An O.R. report of a catheter ablation is a blow-by-blow account of your EP’s actions.

But sometimes the report is disappointing. I just read two O.R. reports of CryoBalloon ablations that left me alarmed and disturbed.

O.R. Report #1: Ablation Without Identifying the Source of A-Fib Signals

The first CryoBalloon ablation was performed at one of the most prestigious A-Fib centers in New York City.

At the beginning of the ablation, it appears the Electrophysiologist (EP) made no attempt to first map the source of the patient’s A-Fib signals (mapping at the beginning or before hand is standard procedure at most A-Fib centers).

During the ablation the EP did not check for non-PV triggers or even attempt to identify the source of her A-Fib signals or potentials. The EP merely ablated the pulmonary veins (PVs), but did check for entrance and exit block.

At the beginning of the CryoBalloon ablation, the EP made no attempt to first map the source of the patient’s A-Fib signals.

At the end of the CryoBalloon ablation, he did not verify all A-Fib signals had been terminated by trying to trigger A-Fib with pacing or drugs like isoproterenol. (Triggering A-Fib means a new round of A-Fib isolation.) Once again, this verifying step is standard protocol for most ablations at most centers.

Result: the CryoBalloon ablation appeared to successfully isolate the patient’s PVs, and luckily she seems to be doing well.

My Observations

What’s alarming is what the EP didn’t do! This CryoBalloon ablation was less than the standard.

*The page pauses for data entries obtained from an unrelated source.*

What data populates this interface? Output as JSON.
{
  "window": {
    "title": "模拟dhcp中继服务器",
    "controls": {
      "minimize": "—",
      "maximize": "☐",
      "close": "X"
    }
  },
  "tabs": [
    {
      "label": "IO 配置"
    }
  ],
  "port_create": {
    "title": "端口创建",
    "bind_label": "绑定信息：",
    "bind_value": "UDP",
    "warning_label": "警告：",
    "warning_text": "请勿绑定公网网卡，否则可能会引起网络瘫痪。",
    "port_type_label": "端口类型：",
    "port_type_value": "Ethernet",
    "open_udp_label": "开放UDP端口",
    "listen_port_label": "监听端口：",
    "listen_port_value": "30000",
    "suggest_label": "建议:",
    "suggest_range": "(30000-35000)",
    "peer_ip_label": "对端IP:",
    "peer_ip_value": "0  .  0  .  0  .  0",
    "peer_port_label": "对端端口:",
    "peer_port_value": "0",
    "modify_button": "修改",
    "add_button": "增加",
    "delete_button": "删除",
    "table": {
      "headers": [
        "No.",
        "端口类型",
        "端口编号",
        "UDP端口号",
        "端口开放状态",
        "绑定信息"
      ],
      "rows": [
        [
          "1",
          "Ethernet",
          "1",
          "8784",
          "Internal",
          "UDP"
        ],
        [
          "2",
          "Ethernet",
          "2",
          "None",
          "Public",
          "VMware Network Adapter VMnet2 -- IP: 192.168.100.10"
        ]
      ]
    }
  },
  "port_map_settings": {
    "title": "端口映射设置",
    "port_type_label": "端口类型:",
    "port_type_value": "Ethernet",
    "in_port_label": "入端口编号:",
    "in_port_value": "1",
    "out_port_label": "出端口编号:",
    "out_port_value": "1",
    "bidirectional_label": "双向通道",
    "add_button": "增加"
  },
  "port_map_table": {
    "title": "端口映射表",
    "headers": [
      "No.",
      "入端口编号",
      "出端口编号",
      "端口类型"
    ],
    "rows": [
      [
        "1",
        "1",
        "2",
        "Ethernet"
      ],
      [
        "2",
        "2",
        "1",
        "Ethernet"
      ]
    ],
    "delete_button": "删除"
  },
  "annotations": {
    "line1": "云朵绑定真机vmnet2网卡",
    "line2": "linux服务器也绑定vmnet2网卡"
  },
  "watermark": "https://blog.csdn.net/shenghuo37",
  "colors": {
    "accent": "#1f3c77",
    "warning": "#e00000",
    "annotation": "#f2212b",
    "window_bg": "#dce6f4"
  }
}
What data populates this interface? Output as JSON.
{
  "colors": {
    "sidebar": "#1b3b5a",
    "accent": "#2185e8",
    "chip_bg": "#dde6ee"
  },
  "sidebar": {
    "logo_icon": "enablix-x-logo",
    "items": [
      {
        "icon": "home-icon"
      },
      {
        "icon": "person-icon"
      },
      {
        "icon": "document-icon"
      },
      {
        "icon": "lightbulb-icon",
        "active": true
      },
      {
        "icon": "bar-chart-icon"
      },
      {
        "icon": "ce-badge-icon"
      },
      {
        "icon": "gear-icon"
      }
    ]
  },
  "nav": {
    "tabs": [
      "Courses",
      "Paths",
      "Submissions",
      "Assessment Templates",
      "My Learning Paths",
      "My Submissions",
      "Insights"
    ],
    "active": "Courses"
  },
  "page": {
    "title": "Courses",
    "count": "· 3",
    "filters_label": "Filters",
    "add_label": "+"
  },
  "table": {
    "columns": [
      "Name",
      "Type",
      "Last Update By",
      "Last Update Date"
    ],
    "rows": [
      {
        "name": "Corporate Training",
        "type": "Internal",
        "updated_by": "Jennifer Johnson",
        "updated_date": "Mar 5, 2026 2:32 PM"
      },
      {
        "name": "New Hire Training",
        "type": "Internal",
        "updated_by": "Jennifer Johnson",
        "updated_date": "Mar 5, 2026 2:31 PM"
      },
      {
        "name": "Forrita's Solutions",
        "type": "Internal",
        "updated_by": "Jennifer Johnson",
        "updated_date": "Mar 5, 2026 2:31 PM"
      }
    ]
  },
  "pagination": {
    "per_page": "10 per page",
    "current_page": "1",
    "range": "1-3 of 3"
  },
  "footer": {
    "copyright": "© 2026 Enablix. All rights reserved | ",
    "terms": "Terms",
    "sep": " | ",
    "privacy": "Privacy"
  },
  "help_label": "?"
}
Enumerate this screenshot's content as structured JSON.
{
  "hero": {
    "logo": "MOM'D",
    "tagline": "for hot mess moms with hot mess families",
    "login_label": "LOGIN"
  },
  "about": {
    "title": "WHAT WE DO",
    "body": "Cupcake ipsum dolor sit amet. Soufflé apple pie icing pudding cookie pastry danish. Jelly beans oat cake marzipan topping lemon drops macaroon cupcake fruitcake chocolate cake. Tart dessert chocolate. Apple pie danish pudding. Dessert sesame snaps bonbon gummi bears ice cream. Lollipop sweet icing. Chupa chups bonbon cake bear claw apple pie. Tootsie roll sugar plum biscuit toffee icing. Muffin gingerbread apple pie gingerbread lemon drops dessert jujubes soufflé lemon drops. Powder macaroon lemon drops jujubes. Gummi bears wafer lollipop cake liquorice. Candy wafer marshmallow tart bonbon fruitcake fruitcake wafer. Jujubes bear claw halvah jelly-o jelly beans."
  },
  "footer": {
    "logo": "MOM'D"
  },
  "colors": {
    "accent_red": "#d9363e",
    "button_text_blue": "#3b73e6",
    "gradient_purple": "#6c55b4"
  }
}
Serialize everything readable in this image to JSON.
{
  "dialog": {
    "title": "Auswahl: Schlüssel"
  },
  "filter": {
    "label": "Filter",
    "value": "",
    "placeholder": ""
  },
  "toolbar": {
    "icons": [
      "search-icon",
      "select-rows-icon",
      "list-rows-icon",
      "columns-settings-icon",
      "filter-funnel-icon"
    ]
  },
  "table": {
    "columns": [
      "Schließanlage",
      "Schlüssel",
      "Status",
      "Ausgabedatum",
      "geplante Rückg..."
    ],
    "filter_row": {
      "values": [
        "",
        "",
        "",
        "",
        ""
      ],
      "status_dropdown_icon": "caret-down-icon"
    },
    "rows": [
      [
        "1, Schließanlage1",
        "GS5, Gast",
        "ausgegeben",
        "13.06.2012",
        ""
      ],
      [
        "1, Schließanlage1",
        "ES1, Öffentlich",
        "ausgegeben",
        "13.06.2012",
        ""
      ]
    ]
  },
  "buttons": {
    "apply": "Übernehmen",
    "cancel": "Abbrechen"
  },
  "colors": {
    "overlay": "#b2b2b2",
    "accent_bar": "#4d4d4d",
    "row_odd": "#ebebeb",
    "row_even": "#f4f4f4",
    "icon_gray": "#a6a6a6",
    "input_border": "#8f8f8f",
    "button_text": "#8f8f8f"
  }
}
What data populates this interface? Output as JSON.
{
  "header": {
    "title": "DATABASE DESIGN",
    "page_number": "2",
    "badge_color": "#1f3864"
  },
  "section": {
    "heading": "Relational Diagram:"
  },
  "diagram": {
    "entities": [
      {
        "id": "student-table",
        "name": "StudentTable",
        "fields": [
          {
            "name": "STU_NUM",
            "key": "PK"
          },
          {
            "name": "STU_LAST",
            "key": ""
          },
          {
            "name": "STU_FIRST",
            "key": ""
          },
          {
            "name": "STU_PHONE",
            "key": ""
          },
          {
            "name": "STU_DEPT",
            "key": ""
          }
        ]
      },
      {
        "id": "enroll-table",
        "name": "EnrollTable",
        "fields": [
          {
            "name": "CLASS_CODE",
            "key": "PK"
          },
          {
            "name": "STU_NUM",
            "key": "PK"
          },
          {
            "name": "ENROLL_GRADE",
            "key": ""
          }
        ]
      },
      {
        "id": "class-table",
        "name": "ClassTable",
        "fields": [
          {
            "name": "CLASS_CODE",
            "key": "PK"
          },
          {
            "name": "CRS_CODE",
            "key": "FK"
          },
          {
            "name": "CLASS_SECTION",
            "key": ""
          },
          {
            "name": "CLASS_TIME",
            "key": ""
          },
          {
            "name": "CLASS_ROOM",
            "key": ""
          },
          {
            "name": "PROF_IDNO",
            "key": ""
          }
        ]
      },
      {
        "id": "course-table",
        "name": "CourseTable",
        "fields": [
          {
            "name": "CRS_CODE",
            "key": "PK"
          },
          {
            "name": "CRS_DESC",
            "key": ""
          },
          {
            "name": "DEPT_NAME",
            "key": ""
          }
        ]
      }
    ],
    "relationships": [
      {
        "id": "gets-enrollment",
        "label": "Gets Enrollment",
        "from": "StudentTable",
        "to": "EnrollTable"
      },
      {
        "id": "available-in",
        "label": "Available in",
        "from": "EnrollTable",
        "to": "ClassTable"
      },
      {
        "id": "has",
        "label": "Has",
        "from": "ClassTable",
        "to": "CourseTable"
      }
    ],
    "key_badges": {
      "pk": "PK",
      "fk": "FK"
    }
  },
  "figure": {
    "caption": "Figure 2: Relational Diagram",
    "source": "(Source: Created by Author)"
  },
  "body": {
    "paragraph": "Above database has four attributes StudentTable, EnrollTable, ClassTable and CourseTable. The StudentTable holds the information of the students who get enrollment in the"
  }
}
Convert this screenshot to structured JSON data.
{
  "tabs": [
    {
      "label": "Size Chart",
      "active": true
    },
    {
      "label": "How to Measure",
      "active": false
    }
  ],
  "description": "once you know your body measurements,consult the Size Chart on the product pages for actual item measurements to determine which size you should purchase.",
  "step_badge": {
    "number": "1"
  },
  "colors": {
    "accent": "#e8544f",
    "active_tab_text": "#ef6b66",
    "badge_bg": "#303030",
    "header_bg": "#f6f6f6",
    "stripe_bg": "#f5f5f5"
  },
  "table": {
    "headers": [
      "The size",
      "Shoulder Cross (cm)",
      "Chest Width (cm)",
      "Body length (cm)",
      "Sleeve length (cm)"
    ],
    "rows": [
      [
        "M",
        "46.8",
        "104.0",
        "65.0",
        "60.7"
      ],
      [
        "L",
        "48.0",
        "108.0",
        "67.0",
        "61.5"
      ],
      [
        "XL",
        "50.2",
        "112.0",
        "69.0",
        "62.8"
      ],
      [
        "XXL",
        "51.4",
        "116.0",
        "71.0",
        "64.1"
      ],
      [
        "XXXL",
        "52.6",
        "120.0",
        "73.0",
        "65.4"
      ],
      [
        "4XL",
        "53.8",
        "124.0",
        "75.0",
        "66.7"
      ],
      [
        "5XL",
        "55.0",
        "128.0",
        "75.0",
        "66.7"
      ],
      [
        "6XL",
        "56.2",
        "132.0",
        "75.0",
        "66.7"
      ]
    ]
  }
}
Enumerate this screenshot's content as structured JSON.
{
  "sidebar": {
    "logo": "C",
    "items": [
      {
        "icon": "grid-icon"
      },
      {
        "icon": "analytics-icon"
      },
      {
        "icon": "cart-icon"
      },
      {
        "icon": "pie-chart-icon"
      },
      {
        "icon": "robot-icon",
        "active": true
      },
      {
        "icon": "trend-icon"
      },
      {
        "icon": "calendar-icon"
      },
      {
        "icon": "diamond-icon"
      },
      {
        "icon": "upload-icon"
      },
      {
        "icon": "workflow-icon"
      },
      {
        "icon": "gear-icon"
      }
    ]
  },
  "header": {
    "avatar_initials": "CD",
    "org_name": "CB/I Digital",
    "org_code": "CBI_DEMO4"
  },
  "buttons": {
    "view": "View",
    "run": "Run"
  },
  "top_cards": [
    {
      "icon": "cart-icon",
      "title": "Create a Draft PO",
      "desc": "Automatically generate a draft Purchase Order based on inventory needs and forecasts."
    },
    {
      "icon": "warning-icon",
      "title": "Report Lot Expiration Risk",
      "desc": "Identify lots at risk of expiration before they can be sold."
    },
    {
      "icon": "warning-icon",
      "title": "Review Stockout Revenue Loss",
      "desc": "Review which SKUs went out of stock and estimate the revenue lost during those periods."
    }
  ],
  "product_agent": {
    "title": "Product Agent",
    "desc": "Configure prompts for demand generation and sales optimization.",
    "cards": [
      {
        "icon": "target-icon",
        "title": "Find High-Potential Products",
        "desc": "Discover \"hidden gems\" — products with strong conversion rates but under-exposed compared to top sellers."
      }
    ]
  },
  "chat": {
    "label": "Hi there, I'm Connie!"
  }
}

The very minimum steps were taken: isolate the Pulmonary Veins and little more. There was no effort to check for non-PV sources of A-Fib signals. No verification that all A-Fib sources were terminated. In fact, this patient may still have spots producing A-Fib signals.

Why go through an ablation if the EP didn’t do a thorough job? If the patient’s A-Fib returns, a second ablation may be required.

Now you know why I was disturbed by this O. R. report. Now, let’s look at the second report.

O.R Report #2: Non-PV Triggers Still Causing A-Fib

I read another O.R. report of a CryoBalloon Ablation on a patient who was in persistent A-Fib for two months before the ablation.

After isolating the PVs, the patient remained in A-Fib.

After isolating the PVs, the patient remained in A-Fib…the EP simply electrocardioverted the patient back into normal sinus rhythm.

Instead of looking for and ablating the source of these non-PV triggers, the EP simply electrocardioverted the patient back into normal sinus rhythm. (That’s certainly faster and easier than looking for non-PV triggers.)

Result: The patient was back in A-Fib within a month.

MY OBSERVATIONS

According to the patient, when the patient and his family first met with the CryoBalloon ablationist, they asked the right questions:

“What will you do if I still have A-Fib after the ablation?”

The EP said he would not stop until all the A-Fib spots were found and ablated.

In reality, instead of doing that, he just electrocardioverted the patient back into normal sinus rhythm without looking for and ablating the patient’s still-firing non-PV triggers.

It’s no wonder the patient was back in A-Fib shortly after this ablation.

Again, I was alarmed and troubled by what I read.

Take Away: O. R. Reports

An O.R. report is a blow-by-blow account of your EP’s actions. Indeed, the details in an O. R. report can be quite revealing. In these two cases, alarmingly so.

Read our free report.

Read our free report.

If you’ve had an ablation that was less than successful, you want to know why! Your O.R. report would show what they found in your heart, what was done, and possibly why the ablation didn’t fulfill expectations.